Re: Influences

John Barry

I'll be thunderstruck if any of you know my first influence, H.B. Campbell.  A neighbor down the street, he had built a plywood pacific spaghetti bowl layout in their laundry room.  Prototype?  RR Cab Forward, Pere Marquete Hudson, etc.  a runner's layout, but it set the hook and the 11 year old was fascinated enough to ask for an HO train set.  That Tyco set arrived for Christmas in 68 with a red & silver Santa Fe warbonnet Alco Century.   Warbonnet C-liners, E units, and others followed.  Little did I know . . .  In 86, I discovered the SFMO and attended my first convention in 87.  I learned a lot about what they did and didn't have and discovered the meaning of "FOOBIE".  The next 20 years were learning a little about a lot of the ATSF without paying too much attention to their competitors.  Gordon Basset, Stan Kistler, Ralph Marcus, and Richard Hendrickson all shaped how I looked at things Santa Fe.  All without thinking about all the interchange traffic.  Duh!  Somehow the light came on, and I discovered this group and the wealth of detail of the mosaic that makes up our rail system.  Tony Thompson and his Blog have been another influence, tying prototype accuracy of individual models to similar accuracy of fleet composition and operation. 

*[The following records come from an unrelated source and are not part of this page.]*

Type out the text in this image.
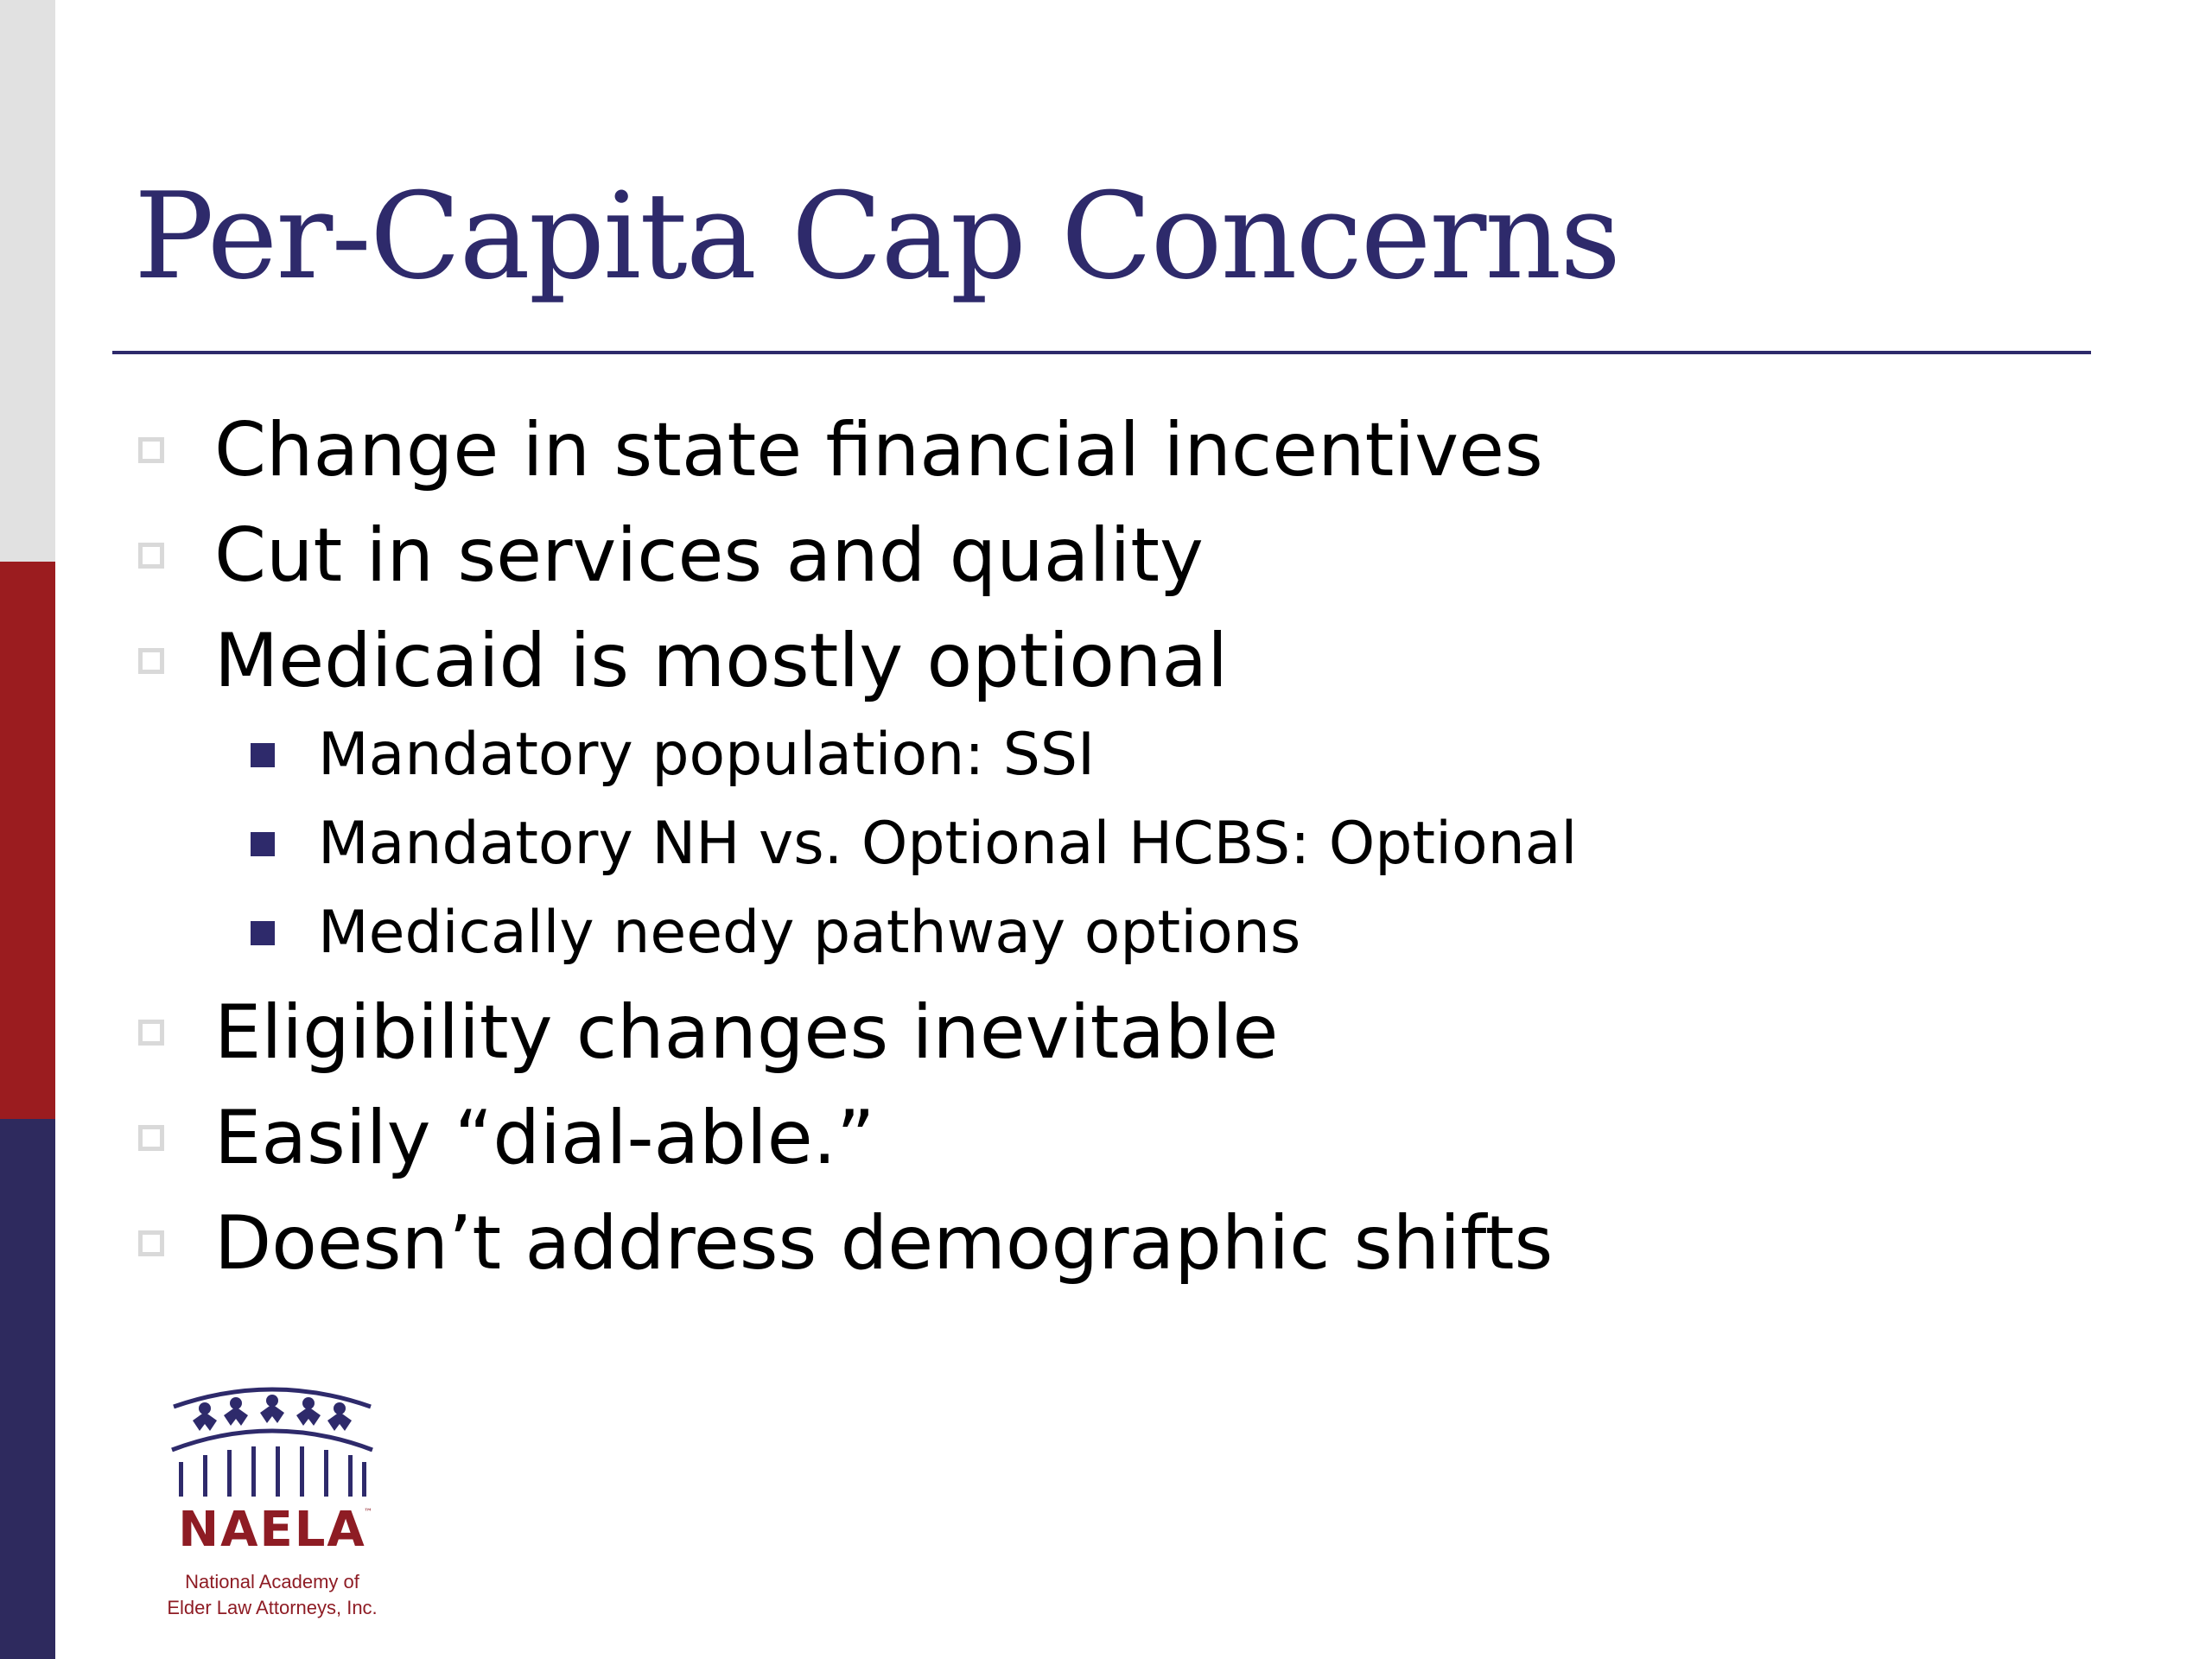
Per-Capita Cap Concerns
Change in state financial incentives
Cut in services and quality
Medicaid is mostly optional
Mandatory population: SSI
Mandatory NH vs. Optional HCBS: Optional
Medically needy pathway options
Eligibility changes inevitable
Easily “dial-able.”
Doesn’t address demographic shifts
NAELA
™
National Academy of
Elder Law Attorneys, Inc.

That brings me back to an earlier pair of  influences, Ken Allen, whom I helped build his proto-freelanced layout, and Bob Fink, on whose Northern Pacific I got my first taste of operations in the late 80s.  After a long spell of armchair modelling, in 2006, Eric Berman, whom I'd corresponded with but never met in person, introduced me to Paul Catapano and his Atlantic Inland.  DCC, TT&TO, and in Paul's words that "Four dimensional chess game."  So it has come full circle to produce realistic game pieces for that chess game that I enjoy.  And some day, one scenic detail will be a small wrought iron fence enclosing a locomotive with a 48 star flag flying from the gaff on the mast in HB Campbell park.  Some might find it strange to see a warbonnet diesel preserved at such an early date as Christmas of 44.  But I cann't think of a more appropriate place for that Tyco Century as it sure doesn't fit the rest of the scheme. . .

John Barry

ATSF North Bay Lines
Golden Gates & Fast Freights


3450 Palmer Drive, Suite 4224
Cameron Park, CA 95682

From: "'Eric Neubauer' eaneubauer@... [STMFC]"
To: STMFC@...
Sent: Monday, June 9, 2014 9:23 AM
Subject: Re: [STMFC] Re: Influences


As a humorous aside, my first scratch built car as a teenager was a hopper car made entirely out of balsa wood. It was so light, it wouldn't roll any distance at all on its Lindberg trucks, but it did better with a full load. I doubt if it lasted for long and probably looked hideous. Those were the days of blissful ignorance, but at least it was a step down the path.
Eric N.

----- Original Message -----
Sent: Monday, June 09, 2014 11:11 AM
Subject: Re: [STMFC] Re: Influences

  At a time when we were not spoiled by availability and existence of model railroad rolling stock,locomotives,structures,bridges,track etc. as we are today,a man named John Allen showed us that these items could be built inspiring modelers to higher standards .They may not have all been proto typically accurate but neither is a lot of RTR stuff today which we have to modify depending on how much of a stickler we are about prototype accuracy.
  He was a major influence in modeling methods and skills,he gave me the inspiration to start hand-laying track due to cost and appearance of commercial track available,also kit and scratch building.